Commercial property owners and tenants often ask their lawyers for a "form lease." But no form will fit every situation, and this is particularly true when the tenant is a cannabis business.
Because cannabis remains illegal under federal law, landlords and tenants should think about a few key issues when negotiating or drafting a commercial cannabis lease.
Paying the rent
Fear of federal prosecution means most banks will not serve cannabis customers. So, cannabis businesses are forced to pay their bills using cash or money orders. And even money orders are risky, given that the most common source is the U.S. Postal Service. Look at any "form" commercial lease, however, and it probably requires payment of rent by either check or automatic funds transfer. Neither of these options is available to many cannabis tenants, so a good cannabis lease will provide the tenant alternative methods for paying the rent.
Most commercial leases give the landlord a right to access the leased premises, to make repairs or confirm ongoing compliance with the lease. But Oregon law requires the licensee of a cannabis business to insure that no unauthorized person has access to cannabis inventory. Thus, the lease should require that an agent of the tenant accompany the landlord when accessing any place where cannabis is kept.
Similarly, many form commercial leases provide that if the tenant fails to remove its property from the leased premises after the lease terminates, the landlord may do so. But a landlord that handles cannabis products without a license can get sideways with both state and federal authorities.
The better practice is for the lease to obligate the tenant to dispose of its cannabis in accordance with state rules. If the tenant does not, the landlord can use the creditor liquidation procedures of the Oregon Liquor Control Commission to handle any cannabis left behind.
Compliance with federal law
Almost every commercial lease has boilerplate language requiring the tenant to comply with the law. But cannabis tenants can't comply with federal drug laws, so a well-written lease will carve out any obligation to comply with federal cannabis laws such as the Controlled Substances Act.
But don't wield the knife too broadly – there are many federal laws unrelated to cannabis that should still apply, such as those governing hazardous substances.
Compliance with state law
Oregon and other states that have regulated cannabis have extensive laws and rules governing cannabis businesses. If the tenant complies with state law, current federal cannabis enforcement policy is to look the other way (as first articulated in the Cole Memo) that Jeff Sessions rescinded, but which Oregon's U.S. Attorney Billy Williams has essentially adopted. But if the tenant operates outside state law or federal enforcement policy changes, the feds may come knocking. And if they do, the feds aren't likely to try very hard to distinguish between the property of the landlord and the tenant when seizing property tainted by cannabis activity.

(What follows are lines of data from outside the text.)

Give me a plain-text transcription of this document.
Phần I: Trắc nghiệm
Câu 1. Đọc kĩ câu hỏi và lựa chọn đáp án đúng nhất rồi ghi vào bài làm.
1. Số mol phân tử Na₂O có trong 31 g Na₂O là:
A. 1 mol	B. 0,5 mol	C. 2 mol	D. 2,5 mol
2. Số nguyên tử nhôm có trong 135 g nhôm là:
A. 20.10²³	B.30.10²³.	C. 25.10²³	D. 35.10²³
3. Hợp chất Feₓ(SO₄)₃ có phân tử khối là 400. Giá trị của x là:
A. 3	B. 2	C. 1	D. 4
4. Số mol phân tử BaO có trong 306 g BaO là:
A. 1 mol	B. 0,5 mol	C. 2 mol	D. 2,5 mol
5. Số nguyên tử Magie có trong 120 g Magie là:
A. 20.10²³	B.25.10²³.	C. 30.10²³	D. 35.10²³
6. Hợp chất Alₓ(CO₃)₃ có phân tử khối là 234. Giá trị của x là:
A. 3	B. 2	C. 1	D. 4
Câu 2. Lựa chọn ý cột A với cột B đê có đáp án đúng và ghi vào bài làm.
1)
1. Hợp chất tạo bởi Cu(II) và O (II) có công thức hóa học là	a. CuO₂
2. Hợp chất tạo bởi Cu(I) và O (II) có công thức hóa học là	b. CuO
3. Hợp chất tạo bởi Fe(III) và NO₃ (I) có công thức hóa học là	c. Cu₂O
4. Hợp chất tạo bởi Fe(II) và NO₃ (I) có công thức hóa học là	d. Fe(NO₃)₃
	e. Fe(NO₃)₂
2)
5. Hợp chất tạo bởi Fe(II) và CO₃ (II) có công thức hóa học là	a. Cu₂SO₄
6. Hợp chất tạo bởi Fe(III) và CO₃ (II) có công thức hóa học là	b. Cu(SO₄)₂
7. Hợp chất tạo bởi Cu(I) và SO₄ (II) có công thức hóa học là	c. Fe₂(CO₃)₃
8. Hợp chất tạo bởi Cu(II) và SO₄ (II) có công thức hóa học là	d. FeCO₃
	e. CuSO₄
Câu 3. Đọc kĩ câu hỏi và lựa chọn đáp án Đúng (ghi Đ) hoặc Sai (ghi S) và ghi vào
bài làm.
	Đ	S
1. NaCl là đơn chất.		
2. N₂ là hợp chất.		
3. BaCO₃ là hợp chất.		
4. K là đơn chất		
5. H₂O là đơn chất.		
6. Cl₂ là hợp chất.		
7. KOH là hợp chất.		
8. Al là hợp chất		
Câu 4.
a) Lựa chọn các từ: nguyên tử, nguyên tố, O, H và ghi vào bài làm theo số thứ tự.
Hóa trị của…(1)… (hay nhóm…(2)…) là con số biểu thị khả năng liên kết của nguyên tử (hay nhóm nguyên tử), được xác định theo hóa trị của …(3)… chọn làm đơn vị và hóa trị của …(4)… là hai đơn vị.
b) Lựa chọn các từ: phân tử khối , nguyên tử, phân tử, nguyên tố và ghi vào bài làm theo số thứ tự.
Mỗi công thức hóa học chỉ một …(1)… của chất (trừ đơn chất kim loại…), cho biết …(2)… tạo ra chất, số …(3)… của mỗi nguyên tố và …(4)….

Thus, a good lease will specifically require the tenant to comply with state-specific rules and laws governing cannabis businesses and to refrain from any conduct that would trigger federal enforcement. If the tenant does not, or if federal policy changes, the most common remedy is to allow either party to terminate the lease early without penalty and obligate the tenant to vacate the premises.
Waiver of the "illegal purpose" defense
In any lease, both parties need certainty that it can enforce the lease in court and obtain a proper remedy if the other party breaches the lease. With a non-cannabis lease this is a no-brainer, but Oregon law prohibits courts from enforcing a contract entered into for an "illegal purpose," so a party in default of a cannabis lease might try rely on federal law to assert the illegal purpose defense to avoid lease enforcement.
To mitigate this risk, a cannabis lease should contain an advance waiver of the "illegal purpose" defense by both landlord and tenant. A cannabis lease also should provide that any lawsuit under the lease must proceed in state courts, which should be more respectful of state regulation of cannabis.
Cannabis businesses will exist in a cloud of legal uncertainty for some time to come. Addressing these issues in any lease will help both landlords and tenants be better prepared for any changes.